Bloomberg reported that National Security Agency staff are testing Anthropic’s restricted cyber model Mythos to hunt for flaws in Microsoft software and other widely used programs. That should worry software vendors even if they have never touched an AI benchmark, because it means machine-speed bug hunting is reportedly moving from lab demos into the workflow of a U.S. intelligence agency.
The awkward detail is Microsoft’s role on every side of this story. Anthropic named Microsoft a launch partner in Project Glasswing, the controlled rollout around Mythos. Microsoft’s Security Response Center said it evaluated an early Mythos snapshot on its own CTI-REALM benchmark and saw substantial gains over prior models, is testing the model in internal security workflows, and will provide gated research preview access through Microsoft Foundry for Azure customers in Project Glasswing. Bloomberg also reported that NSA staff are using the model to search for flaws in Microsoft products.
That combination makes the Mythos story less about Anthropic hype and more about a new accountability loop for software vendors. A model that one company helps benchmark and distribute can reportedly also be used by the state to interrogate that company’s code. If Bloomberg’s reporting holds, the important shift is not just faster vulnerability discovery. It is that the same frontier system can now sit inside the vendor, the cloud channel, and the government defender looking for weaknesses.
Anthropic has been building the case for this since April 7. In its Project Glasswing announcement, the company said Mythos Preview had already found thousands of high-severity vulnerabilities, including some in every major operating system and web browser, and that it was extending access to more than 40 additional organizations with up to $100 million in usage credits and $4 million in direct donations. In a separate technical writeup from Anthropic’s Frontier Red Team, the company said Mythos could identify and exploit zero-day flaws, meaning previously unknown security bugs, across every major operating system and browser during testing. Anthropic also said more than 99 percent of the vulnerabilities it found were still unpatched, which helps explain why it has disclosed little evidence publicly.

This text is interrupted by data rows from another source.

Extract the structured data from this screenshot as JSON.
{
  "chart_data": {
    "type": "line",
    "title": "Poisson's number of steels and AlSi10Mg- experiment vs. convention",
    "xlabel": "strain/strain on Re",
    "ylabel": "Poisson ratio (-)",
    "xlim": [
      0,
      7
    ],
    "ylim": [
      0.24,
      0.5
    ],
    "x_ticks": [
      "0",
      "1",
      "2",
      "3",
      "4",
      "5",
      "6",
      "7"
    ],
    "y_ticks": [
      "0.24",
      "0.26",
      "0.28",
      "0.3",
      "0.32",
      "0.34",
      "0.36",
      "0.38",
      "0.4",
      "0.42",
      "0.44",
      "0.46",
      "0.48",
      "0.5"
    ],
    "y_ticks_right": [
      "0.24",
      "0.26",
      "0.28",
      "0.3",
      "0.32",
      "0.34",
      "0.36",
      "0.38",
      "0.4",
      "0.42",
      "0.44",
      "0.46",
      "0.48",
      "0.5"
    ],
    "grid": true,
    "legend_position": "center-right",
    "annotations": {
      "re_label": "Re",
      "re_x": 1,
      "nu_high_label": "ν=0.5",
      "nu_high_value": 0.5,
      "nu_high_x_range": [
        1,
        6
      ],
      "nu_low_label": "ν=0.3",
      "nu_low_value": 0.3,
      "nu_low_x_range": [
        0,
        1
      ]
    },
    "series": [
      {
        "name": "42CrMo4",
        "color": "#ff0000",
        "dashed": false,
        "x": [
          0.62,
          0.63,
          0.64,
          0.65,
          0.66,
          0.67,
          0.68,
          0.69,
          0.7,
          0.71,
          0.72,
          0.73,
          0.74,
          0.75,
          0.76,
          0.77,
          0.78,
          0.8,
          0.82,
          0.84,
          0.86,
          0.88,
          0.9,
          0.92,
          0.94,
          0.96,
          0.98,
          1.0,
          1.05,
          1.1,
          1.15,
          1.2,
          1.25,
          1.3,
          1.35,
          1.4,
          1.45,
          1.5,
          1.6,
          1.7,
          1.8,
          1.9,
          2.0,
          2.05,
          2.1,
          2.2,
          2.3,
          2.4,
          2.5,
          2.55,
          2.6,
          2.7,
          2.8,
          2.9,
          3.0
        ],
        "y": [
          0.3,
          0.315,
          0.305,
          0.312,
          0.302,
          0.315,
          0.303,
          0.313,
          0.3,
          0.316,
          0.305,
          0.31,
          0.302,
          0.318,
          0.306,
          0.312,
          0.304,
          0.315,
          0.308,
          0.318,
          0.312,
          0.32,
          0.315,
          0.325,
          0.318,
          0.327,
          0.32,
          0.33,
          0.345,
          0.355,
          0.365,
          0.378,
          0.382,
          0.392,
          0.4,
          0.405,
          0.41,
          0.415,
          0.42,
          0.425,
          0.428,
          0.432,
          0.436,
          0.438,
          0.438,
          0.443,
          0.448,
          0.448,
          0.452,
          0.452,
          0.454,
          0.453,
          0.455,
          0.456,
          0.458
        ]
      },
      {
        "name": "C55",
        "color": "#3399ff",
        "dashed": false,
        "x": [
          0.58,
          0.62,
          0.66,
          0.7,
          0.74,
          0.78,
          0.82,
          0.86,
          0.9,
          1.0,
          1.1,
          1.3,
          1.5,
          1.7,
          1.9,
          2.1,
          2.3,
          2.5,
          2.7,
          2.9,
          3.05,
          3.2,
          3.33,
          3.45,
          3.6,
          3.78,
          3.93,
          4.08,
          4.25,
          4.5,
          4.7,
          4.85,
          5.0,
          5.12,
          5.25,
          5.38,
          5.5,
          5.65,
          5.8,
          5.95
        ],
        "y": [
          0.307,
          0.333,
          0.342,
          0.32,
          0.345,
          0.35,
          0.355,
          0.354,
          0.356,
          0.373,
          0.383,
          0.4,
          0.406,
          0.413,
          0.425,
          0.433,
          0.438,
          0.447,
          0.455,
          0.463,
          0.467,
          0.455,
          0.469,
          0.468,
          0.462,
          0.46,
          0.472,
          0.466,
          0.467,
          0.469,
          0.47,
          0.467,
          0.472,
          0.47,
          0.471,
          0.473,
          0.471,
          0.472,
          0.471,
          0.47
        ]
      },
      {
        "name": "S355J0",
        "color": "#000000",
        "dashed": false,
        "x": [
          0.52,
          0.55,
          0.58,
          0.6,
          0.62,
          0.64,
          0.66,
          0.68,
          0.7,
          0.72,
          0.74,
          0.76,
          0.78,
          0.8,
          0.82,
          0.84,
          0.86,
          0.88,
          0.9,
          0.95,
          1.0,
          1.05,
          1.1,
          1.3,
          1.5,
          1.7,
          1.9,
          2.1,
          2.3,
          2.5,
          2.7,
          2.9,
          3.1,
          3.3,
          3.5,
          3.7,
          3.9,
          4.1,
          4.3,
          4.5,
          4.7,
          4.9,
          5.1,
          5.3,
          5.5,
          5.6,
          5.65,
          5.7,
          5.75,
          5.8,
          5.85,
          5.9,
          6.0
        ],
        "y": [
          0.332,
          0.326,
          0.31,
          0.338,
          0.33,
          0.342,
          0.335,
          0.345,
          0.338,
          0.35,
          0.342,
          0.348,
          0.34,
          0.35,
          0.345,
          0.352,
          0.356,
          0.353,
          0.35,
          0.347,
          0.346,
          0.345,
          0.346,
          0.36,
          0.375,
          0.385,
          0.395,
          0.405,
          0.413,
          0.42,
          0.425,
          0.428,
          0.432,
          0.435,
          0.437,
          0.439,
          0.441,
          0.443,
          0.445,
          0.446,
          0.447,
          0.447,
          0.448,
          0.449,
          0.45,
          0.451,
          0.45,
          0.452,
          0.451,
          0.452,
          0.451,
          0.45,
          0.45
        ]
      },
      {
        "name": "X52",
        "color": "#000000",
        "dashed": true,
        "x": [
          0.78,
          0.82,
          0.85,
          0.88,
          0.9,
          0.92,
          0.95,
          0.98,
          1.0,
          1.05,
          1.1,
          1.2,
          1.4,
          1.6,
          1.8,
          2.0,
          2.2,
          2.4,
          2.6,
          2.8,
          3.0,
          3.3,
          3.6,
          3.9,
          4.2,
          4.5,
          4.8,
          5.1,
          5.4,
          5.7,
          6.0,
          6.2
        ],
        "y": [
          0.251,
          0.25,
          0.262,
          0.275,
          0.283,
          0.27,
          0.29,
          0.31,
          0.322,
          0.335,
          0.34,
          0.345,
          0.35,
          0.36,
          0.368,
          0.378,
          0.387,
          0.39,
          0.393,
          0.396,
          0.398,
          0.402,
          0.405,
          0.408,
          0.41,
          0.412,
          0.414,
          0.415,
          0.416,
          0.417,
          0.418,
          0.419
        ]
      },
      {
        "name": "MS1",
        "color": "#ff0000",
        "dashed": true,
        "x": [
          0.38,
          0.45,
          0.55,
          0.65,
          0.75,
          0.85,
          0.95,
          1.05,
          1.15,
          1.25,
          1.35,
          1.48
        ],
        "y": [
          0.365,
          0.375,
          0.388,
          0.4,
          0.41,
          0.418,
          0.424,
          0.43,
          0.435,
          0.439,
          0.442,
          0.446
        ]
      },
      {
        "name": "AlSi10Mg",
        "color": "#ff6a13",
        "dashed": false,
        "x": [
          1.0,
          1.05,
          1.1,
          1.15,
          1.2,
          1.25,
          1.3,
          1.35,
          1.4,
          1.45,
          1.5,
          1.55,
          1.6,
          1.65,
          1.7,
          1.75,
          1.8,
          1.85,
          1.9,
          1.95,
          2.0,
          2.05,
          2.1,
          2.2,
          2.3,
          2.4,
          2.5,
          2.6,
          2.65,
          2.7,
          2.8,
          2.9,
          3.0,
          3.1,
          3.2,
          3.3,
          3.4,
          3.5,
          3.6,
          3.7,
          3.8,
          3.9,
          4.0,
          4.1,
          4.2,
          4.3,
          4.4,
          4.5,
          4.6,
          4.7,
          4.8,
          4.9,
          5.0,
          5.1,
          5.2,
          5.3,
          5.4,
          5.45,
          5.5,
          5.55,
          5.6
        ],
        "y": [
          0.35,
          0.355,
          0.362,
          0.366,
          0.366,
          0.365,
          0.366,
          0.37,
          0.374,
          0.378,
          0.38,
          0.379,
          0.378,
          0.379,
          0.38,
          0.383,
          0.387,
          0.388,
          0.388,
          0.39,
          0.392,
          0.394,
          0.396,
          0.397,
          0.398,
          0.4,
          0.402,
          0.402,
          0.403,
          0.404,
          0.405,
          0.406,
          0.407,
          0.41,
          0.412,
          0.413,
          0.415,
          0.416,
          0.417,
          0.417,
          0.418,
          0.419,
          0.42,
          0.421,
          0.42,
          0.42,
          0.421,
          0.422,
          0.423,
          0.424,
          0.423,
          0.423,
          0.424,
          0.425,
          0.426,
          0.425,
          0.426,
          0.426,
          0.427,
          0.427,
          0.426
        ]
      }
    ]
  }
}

That is where the caveat belongs. Most of the strongest capability claims still come from Anthropic itself. Bloomberg’s NSA report matters because it suggests an outside institution with real operational stakes thinks the model is useful enough to test. Microsoft’s MSRC post upgrades the story too. Microsoft said it is putting Mythos into internal processes and exposing it, in limited form, through Microsoft Foundry for Azure customers in Project Glasswing. That is not proof that every Anthropic claim is right. It is proof that another major security organization took the model seriously enough to build workflow around it.
There is some independent evidence that Mythos-like claims are not purely theatrical. VulnCheck has cataloged CVEs, the public identifiers used for disclosed software vulnerabilities, tied to Anthropic researchers or Anthropic-linked collaborations in Firefox, FreeBSD, OpenSSL, NGINX Plus, and other projects. Bruce Schneier, who was skeptical of Anthropic’s rollout theatrics, still wrote that the capability jump appears real and noted that the security company Aisle replicated some of Anthropic’s findings with older public models. That does not validate every dramatic claim in Anthropic’s red-team post. It does suggest the underlying pressure is real: vulnerability hunting is getting faster, cheaper, and less dependent on a small pool of elite researchers.
If Bloomberg is right about the NSA testing Mythos this way, the bottleneck shifts from finding bugs to fixing them. Software vendors have long treated vulnerability research as a scarce craft. A restricted model in the hands of the NSA changes that equation. So does a world in which Microsoft can be a benchmark host, a cloud distributor, and a target surface at the same time. The next thing to watch is not another benchmark score. It is whether more vendors start talking publicly about patch volume, disclosure strain, and what happens when machine-speed scrutiny reaches code they cannot update fast enough.